Впервые с начала разговора он потерял над собой контроль.
Черный дернулся, вырвался, потерял равновесие, грузно плюхнулся на задницу и стал смешно открывать и закрывать рот. Он явно хотел что-то сказать, но не мог выдавить из себя ни единого слова.
Впрочем, пидарасы, как назвал их Четырехглазый, в словах не нуждаясь. Секунду назад они смирно стояли в сторонке, выстроившись в шеренгу, а теперь уже улепетывали со всех ног, сверкая в воздухе босыми пятками.
— Все, — сказал Четырехглазый. — Нам больше нечего здесь делать. А ты, мразь, — от ткнул пальцем в Черного, — через пять минут оторвешь от земли свою черную задницу и займешься делом. А если не оторвешь — потом не обижайся, я слов на ветер не бросаю. Все, пошли отсюда.
22
Мир моргнул и превратился во внутренний дворик калифорнийской виллы Головастика. Хозяйка виллы стояла рядом со мной.
— Ну и ну, — сказала она. — В последний раз я его видела в таком состоянии во времена короля Артура. Бедный Черный! — она хихикнула. — Ну да ладно, все хорошо, что хорошо кончается. Давай лучше выпьем. Такое мероприятие надо обмыть.
Головастик взмахнула рукой, вдруг пошатнулась и упала… гм… в появившееся сзади нее мягкое кресло. Посмотрела на мое вытянувшееся лицо и расхохоталась. А потом взмахнула рукой еще раз и другое кресло ударило меня сзади под коленки. Я тяжело плюхнулся в него и пробурчал:
— Что-то ты расшалилась сегодня…
— Знаю, — кивнула Головастик. — Обычно я до такой ерунды не опускаюсь, но сегодня…
Я вдруг почувствовал, что моя рука держит фужер, доверху наполненный шампанским.
— За победу, — провозгласила тост Головастик. — За нашу победу.
Мы выпили и я спросил:
— А как Четырехглазый догадался, что это Черный изображал Люцифера?
Головастик странно посмотрела на меня и ответила:
— Он не догадался. Он просто сделал это реальностью.
Мы немного помолчали, а затем я сказал:
— Если Четырехглазый вдруг захочет сотворить что-нибудь из репертуара Бомжа…
Мой фужер снова наполнился шампанским.
— Давай выпьем за то, чтобы он не захотел, — сказала Головастик. — Потому что если Четырехглазый съедет с катушек… об этом лучше даже не думать. Давай лучше напьемся.
— Ну… — замялся я. — Пожалуй, нет. Ты как хочешь, а у меня на этот вечер другие планы.

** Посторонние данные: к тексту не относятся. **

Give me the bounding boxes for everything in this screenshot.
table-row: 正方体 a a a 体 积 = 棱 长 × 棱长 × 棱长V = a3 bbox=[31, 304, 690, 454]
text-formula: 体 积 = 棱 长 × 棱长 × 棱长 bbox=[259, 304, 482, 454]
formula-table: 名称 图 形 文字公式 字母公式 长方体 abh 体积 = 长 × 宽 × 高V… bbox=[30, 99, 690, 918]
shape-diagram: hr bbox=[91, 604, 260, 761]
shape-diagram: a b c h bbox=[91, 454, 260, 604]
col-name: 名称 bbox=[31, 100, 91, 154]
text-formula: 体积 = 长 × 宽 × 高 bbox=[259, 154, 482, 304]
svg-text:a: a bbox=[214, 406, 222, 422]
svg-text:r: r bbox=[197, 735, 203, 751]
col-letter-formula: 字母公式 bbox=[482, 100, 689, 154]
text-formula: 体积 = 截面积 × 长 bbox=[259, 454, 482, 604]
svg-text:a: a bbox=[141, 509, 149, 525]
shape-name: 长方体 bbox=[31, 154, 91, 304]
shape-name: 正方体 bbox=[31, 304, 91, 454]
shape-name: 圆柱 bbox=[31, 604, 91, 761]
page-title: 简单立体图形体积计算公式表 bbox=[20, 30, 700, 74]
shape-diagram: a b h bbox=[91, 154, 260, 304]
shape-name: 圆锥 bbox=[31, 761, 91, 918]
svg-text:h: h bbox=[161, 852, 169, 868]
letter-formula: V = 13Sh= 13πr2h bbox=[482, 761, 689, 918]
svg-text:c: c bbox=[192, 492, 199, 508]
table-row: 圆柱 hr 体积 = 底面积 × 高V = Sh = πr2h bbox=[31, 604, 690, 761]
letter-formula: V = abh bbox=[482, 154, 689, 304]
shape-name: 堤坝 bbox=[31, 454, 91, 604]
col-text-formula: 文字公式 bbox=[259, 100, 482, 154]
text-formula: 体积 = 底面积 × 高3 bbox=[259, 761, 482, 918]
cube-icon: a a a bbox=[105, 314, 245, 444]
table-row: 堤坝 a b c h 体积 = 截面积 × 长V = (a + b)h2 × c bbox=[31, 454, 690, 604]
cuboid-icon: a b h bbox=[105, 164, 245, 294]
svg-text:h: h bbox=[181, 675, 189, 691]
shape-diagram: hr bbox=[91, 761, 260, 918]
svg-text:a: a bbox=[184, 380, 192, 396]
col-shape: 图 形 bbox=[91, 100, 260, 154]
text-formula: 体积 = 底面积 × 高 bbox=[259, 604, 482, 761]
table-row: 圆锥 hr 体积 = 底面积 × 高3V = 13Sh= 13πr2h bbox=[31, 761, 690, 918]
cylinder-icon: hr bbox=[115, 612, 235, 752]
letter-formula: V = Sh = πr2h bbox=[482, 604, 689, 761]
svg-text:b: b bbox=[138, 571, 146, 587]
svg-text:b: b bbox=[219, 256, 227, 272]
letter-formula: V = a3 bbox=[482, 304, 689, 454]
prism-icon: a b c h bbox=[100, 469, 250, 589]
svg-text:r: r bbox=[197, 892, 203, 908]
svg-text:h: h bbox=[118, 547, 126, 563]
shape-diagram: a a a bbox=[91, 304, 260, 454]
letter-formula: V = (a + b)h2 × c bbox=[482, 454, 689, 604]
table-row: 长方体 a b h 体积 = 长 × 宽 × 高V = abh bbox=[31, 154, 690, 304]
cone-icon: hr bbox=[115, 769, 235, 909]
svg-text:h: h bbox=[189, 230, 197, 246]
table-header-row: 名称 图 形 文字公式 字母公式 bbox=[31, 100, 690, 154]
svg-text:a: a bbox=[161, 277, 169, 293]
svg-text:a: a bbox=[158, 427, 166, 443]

— Лена? — догадалась Головастик. — Это правильно. То-то я тогда удивилась, что вы так быстро расстались.
— Лена говорит, у нас нет будущего, — сказал я. — Нам не о чем разговаривать, у нас нет общих дел…
Головастик хихикнула.
— Женщины всегда так говорят, когда молодые, — сказала она. — Только с возрастом понимаешь, что общие дела — ерунда. И общие интересы — ерунда. Да и любовь, по большому счету — тоже ерунда. Главное, чтобы партнеры были друг для друга родными. Знаешь, что такое родной человек?
— Что?
— Да ничего особенного. В языке обычных людей тоже есть магия, есть некоторые слова, для которых нет разницы между словом и действием. «Я извиняюсь», например. Или «она для меня родная». Это просто статус. Ты живешь с человеком, ты рассматриваешь его как продолжение себя, как другую ипостась себя, ты не отделяешь его эмоции от своих, ты рассказываешь ему о своих проблемах, делишь с ним радости и печали, помогаешь подняться, когда он падает, зализываешь его раны… Люди циничны, они любят говорить, что любовь не живет долго, что нужно думать о будущем, а не жить в прошлом. Жизнь не стоит на месте, нельзя смотреть на мир сквозь гнутое стекло. Но если ты любишь кого-то, тебе наплевать, что говорят люди. И секс не имеет здесь никакого значения. Любовь — это не секс, любовь — это когда два человека становятся одним, когда их сердца бьются синхронно, когда они воспринимают мир таким, какой он есть, и не нуждаются в иллюзиях. Потому что иллюзия, в которую веришь всем сердцем, перестает быть таковой. «Бог — это любовь», сказал апостол Павел. Он имел ввиду совсем другое, но слова обычно имеют больше одного значения. Когда ты любишь, ты становишься богом своего внутреннего мира. Ты открываешь его навстречу любимому и наполняешь новыми чувствами. Душа, не испытавшая настоящей любви, уродлива.